Fans got a taste of Alice in Chains’ goofy sense of humor during an edition of “Headbangers Ball” shot at a water park. The bandmembers showed up wearing bathing caps, water wings and flotation devices shaped like animals. Later, Staley cast a fishing pole into the aquarium and Cantrell was pushed into the pool — the band was booted from the park soon after.

During my Seattle excursion, I saw a sicker side of Staley’s humor when, during a meal at an Italian eatery, the singer gleefully fired off a story about a girl who vomited on his friend during sex.

In some ways, Alice in Chains’ frontman was like a mischievous little kid trapped in the body of an agonized artist. He carried a Game Boy around with him, which he played at every free moment. During a walk through Pike Place Market, he told me about maxing out his first credit card at a toy store. At home, when he wasn’t playing one of his many video games, he spent hours watching professional wrestling and giggling at cartoons. Yet he also loved creating art, and for our first interview he proudly wore a T-shirt emblazoned with a self-portrait he’d made. He created a similar print of a couple embracing for the cover of Above, the 1995 debut album by his side project Mad Season.

There was a soft side to Layne Staley as well, one that contrasted sharply with his brooding vocals and haunting lyrics. He loved playing with his cats and talked about someday falling in love and having kids. He nearly started crying when he talked about friends who had passed away and expressed genuine compassion when I shared a story about a traumatic death in my family. But being in the music business hardened Staley, and fame scared him.

Like Cobain, he hated being viewed as a public figure. Most of all, he hated being characterized as a hopeless junkie — not because it wasn’t true, but because of the effect it had on those he cared about. He was pretty unapologetic about his own drug use and was convinced that his talents and personality defined his character, not his extracurricular activities. He was angry that articles about his usage grieved his mother and sister and made his fans think heroin was cool.

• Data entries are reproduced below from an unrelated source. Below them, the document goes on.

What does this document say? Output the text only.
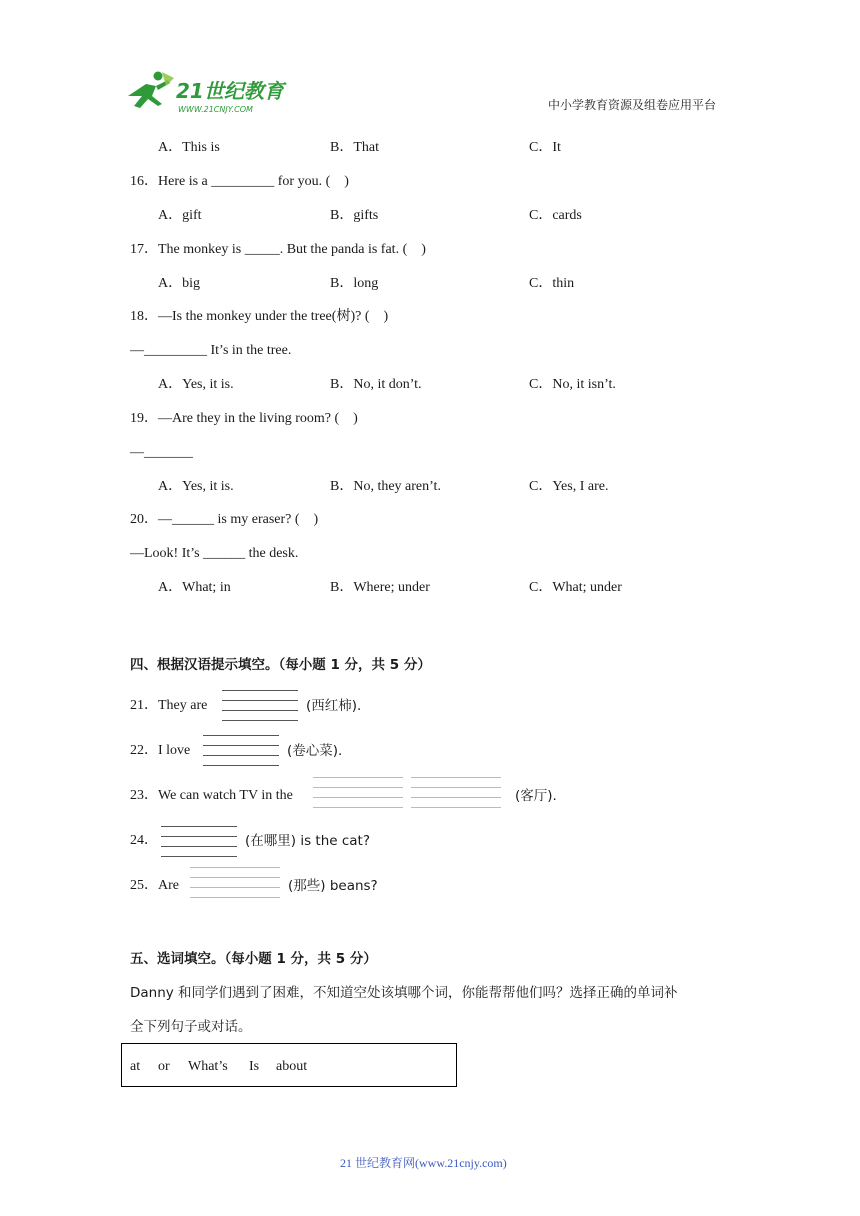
21世纪教育
WWW.21CNJY.COM	中小学教育资源及组卷应用平台
A．This is	B．That	C．It
16．Here is a _________ for you. (　)
A．gift	B．gifts	C．cards
17．The monkey is _____. But the panda is fat. (　)
A．big	B．long	C．thin
18．—Is the monkey under the tree(树)? (　)
—_________ It’s in the tree.
A．Yes, it is.	B．No, it don’t.	C．No, it isn’t.
19．—Are they in the living room? (　)
—_______
A．Yes, it is.	B．No, they aren’t.	C．Yes, I are.
20．—______ is my eraser? (　)
—Look! It’s ______ the desk.
A．What; in	B．Where; under	C．What; under
四、根据汉语提示填空。（每小题 1 分，共 5 分）
21．They are	(西红柿).
22．I love	(卷心菜).
23．We can watch TV in the	(客厅).
24．	(在哪里) is the cat?
25．Are	(那些) beans?
五、选词填空。（每小题 1 分，共 5 分）
Danny 和同学们遇到了困难，不知道空处该填哪个词，你能帮帮他们吗？选择正确的单词补
全下列句子或对话。
at or What’s Is about
21 世纪教育网(www.21cnjy.com)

Like many drug addicts, Staley would disappear for days on end. A week after my initial interview, I was desperately trying to track him down for last-minute follow-up questions before my story went to press. I had pretty much given up when the phone rang at 4 a.m. and a sluggish voice at the other end of the line rasped, “This is Layne. I’m sorry I woke you.” I groggily tried to assure him that it was no problem, and that I’d love to ask him a few quick questions. “No, I can tell I woke you,” he said, then added, “I’m getting ready to do what you were just doing. You can call me later.” Then the line went dead.

I don’t think he was really planning to do what I was doing. I was deeply content — curled up next to my wife in a warm bed. It seems like Staley was never content and frequently felt alone. It’s one of the reasons his vocals echoed with such power and so much pain.

The beginning of the end for Layne came in October 1996, when Demri Parrott, his girlfriend, died from a bacterial infection caused by drug abuse. After that, he pretty much gave up and became the rock and roll casualty he swore to me he would never be — and for all intents and purposes, he vanished from view.

On “Sickman” from 1992′s Dirt, Staley sang, “I can see the end is getting near/ I won’t rest until my head is clear.” Sadly, nine and a half years later, the body of Layne Staley was laid to rest.